John Cooper cup - Clifton College

The only sporting silverware I’ve ever won as an individual: the John Cooper cup was awarded to me in 1972 or 73 in Clifton College, Bristol. I was the first runner home of North Town for the feared Long Penpole cross-country running race. I remember well the infamous starter which wrecked many runners' start off the line: “When I say GO, go... GO”.
The Long Pen was notorious for its length, mud and hills; participation was “voluntary”, meaning massive peer pressure, particularly for those of us in the school cross-country team.

The Long Penpole 1972 was run towards the end of the Spring term over a traditional route of about 12 miles in North Somerset; a typical schools’ country course at the time was between 6 and 8 miles.
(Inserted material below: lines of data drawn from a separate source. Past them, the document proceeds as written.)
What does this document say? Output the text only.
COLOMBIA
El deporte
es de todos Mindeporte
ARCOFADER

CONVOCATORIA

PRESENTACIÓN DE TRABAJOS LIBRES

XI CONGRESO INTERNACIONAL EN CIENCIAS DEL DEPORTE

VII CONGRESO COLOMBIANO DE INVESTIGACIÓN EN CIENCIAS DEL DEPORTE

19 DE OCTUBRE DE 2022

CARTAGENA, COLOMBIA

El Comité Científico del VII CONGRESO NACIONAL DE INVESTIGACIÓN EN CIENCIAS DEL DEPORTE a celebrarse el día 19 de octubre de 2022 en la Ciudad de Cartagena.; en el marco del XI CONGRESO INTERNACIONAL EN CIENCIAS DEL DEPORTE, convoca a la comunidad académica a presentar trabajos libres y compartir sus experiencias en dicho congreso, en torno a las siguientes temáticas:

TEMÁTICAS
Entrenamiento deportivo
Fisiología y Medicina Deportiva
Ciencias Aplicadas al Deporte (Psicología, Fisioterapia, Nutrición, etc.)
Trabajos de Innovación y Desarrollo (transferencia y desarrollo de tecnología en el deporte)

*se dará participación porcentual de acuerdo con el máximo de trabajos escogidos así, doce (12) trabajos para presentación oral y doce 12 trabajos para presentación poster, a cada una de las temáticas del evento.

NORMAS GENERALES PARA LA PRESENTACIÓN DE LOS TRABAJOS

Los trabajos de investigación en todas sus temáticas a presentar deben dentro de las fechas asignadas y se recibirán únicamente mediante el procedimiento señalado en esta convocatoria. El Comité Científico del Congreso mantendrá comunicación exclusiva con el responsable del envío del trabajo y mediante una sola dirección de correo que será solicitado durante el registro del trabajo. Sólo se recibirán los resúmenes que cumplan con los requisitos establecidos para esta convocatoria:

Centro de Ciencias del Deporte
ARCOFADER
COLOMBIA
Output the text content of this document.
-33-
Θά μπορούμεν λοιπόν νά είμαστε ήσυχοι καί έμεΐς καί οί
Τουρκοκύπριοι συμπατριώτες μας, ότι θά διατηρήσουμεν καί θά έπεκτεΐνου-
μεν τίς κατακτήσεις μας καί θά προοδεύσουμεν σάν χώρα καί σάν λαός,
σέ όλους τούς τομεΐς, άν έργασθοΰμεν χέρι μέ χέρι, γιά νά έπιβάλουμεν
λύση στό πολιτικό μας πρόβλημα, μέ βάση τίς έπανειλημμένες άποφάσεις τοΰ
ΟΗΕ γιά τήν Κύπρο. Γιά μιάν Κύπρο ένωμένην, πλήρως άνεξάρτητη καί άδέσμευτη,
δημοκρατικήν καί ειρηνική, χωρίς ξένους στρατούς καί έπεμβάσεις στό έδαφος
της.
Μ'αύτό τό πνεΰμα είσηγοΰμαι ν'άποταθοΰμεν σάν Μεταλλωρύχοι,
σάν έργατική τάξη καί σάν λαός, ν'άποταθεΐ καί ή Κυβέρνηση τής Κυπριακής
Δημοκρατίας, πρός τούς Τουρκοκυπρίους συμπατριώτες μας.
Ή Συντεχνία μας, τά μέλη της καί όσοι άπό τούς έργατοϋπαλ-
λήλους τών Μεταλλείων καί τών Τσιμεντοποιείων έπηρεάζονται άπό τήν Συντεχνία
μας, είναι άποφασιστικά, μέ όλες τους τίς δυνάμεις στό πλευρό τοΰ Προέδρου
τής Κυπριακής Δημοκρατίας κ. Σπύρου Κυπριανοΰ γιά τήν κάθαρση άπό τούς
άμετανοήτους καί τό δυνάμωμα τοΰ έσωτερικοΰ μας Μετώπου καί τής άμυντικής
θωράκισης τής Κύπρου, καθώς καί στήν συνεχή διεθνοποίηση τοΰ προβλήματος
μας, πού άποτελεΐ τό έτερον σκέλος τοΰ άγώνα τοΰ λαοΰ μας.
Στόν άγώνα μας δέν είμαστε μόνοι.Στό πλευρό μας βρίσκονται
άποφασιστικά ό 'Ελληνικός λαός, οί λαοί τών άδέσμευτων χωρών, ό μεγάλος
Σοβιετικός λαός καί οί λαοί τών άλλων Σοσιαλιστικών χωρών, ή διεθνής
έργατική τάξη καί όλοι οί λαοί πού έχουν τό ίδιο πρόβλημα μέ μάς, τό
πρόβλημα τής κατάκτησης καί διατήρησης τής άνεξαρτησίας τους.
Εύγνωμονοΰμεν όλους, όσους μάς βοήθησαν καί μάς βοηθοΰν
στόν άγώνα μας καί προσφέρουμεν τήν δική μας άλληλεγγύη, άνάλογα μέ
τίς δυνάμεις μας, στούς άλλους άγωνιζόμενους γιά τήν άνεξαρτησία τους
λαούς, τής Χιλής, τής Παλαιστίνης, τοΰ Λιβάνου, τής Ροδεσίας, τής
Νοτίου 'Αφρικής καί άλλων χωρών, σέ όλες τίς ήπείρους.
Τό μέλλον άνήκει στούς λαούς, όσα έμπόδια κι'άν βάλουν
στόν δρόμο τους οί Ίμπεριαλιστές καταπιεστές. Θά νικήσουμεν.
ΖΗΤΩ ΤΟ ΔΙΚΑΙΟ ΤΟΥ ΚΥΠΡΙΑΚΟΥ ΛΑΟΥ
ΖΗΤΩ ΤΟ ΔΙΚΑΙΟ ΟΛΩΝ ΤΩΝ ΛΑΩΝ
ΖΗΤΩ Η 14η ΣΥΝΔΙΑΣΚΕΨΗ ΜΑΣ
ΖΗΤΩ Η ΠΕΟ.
The start of the Long Pen was at Portbury, up the muddy track in Prior’s Wood and through dairy farmlands with their unforgettable whiff, back to the finish of Clifton College’s cross-country match course at the school playing fields at Beggar Bush Lane. Some ran on back to Clifton but most piled in to the maroon “Biscuit Tin” school buses that were light enough to be allowed across the Clifton Suspension Bridge.
The John Cooper cup was handed back by the last year’s winner when it is awarded to the next year’s front runner from North Town; making the photograph was my way of remembering.
Whence the name? Penpole Hill is in Shirehampton, on the north side of the River Avon. I ran in cross-country races in the Seventies in the woodland between Blaise Castle and Penpole Wood. There’s a monument and sundial at Penpole Point. I surmise that the original course was from there back to Clifton, which would be about the same distance but even in 1972 was through suburbia.
I ran for Clifton 1st VIII and got my running colours 72-73. Being a good runner helped my survival in the bear pit of public schoolboy life. Still running when I can: I wish we had the kit we have now back then, particularly the shoes.
My guess is that the John Cooper named on the cup is John Anthony Cooper (b.1931), who became Captain of the running VIII, left 1949 to a military and commercial career.
OCs have been told the Long Pen 2026 will be run from a start in Ashton Court Park.


My scan is from a bromide print I made at the time; although it’s sharp enough to make out the crest of North Town, I can’t read all the letters, even on the original prints. It is my first fully-lit photograph, I must have lit the silver cup using desk lights and push-developed to uprate the Kodak Tri-X film to 1600 ASA.